Zwinger and Semperoper
There is no historic Dresden tour without Zwinger and Semperoper. Both buildings stand next to each other – opposite of the Dresden Castle. The Zwinger was once part of the city’s fortress. The Semperoper is home of several high class orchestras and ballets. You need to book tickets for a performance inside the Semperoper years in advance. And be prepared: it will be expensive. Still, guided tours thru an empty opera house come at affordable 10 Euros (US$12.50) per person.
Elbe Paddle Steamers
Exploring Dresden and nearby Saxon Switzerland by boat: An afternoon on a vintage paddlewheeler will do. The Saxon Steamship Company has been cruising the Elbe river since 1836. You have several options. The shortest steamboat tour is the roundtrip (90 minutes, no stops). Others take half a day with stops in Meissen, Bad Schandau and many picturesque places in between.
Saxon Switzerland NP
Nature is never too far away when you stay in Dresden. Within 50 minutes by car you can reach the heart of Saxon Switzerland, one of Germany’s National Parks (Saechsische Schweiz). It adjoins Bohemian Switzerland National Park in the Czech Republic. Together, both NPs provide 710 km² (274 mi²) of protected nature.
Most popular landmark on the German side: the Bastei Bridge – a tourist attraction since 1824. By then it was just a wooden bridge linking several rocks. The timber was replaced in by a sandstone bridge in 1851. The rock formations and vistas near this bridge have inspired Caspar David Friedrich to paint his “Felsenschlucht”.
Dresden by Bicycle
For those of you hopping on a bicycle, Dresden’s Elbe river will be the perfect stage to explore sites that are off the beaten path. Blaues Wunder and Schiller-Garten are now in your reach. You simply cycle up the Elbe river in the direction of Saxon Switzerland and the Czech Republic. The bridge “Blaues Wunder” looks like a 1:24 model of the Golden Gate Bridge in San Francisco. Next to it you’ll find the Schiller-Garten. For us this was the best spot coming at the right time for our first break.
For the lazy bikers we have alternative proposal.

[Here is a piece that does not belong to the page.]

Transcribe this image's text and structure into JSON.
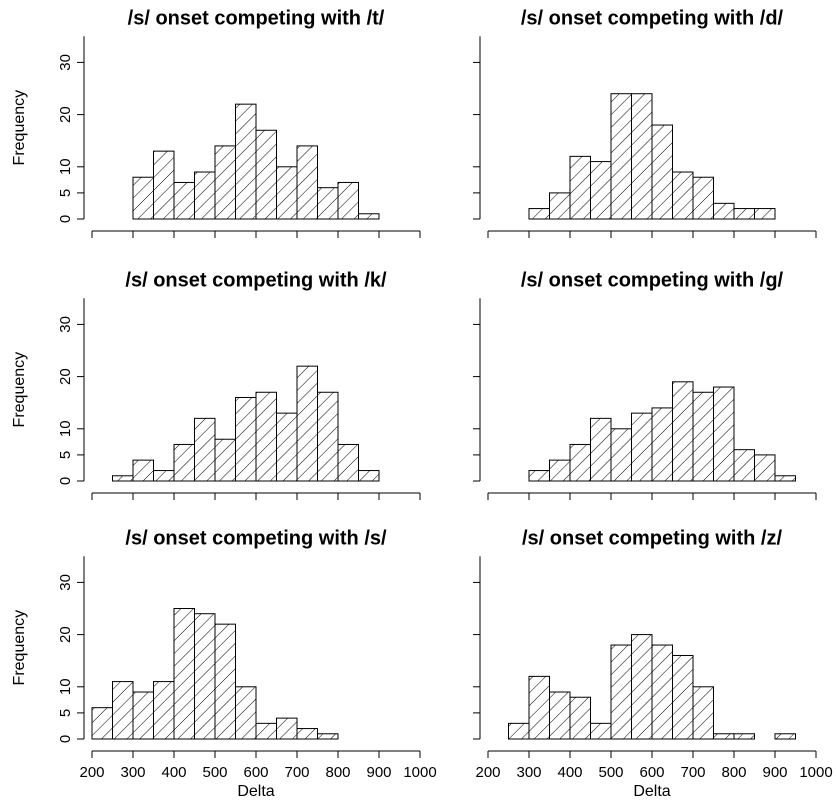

Stuff your bicycle into a local train from Dresden to either Pirna or Bad Schandau and cycle the Elbe river downwards. It’s easier ;) From Pirna to Dresden you will need approx. 1 to 1.5 hours depending on your stamina. A bicycle tour from Bad Schandau to Dresden is a different animal of course. Plan with 3 to 4 hours.
At both shorelines of the Elbe river you will always meet many cyclists. This constant cyclemania starts in Melnik in the Czech Republic and ends in Meissen – some 30 km north of Dresden. Meissen is a beautiful medieval town with castle and cathedral. It is also famous of its porcelain manufacture.
Hotels in Dresden
Where to stay in Dresden? We did choose a real castle: Schloss Eckberg in Dresden Loschwitz. In September it cost us 100 Euros per night (approx. US$120). From the outside the hotel still looks like a castle. From the inside not so much. But it was definitely worth the money. Because this elegant hotel is surrounded by 15 hectars of parkland, overlooking the Elbe river.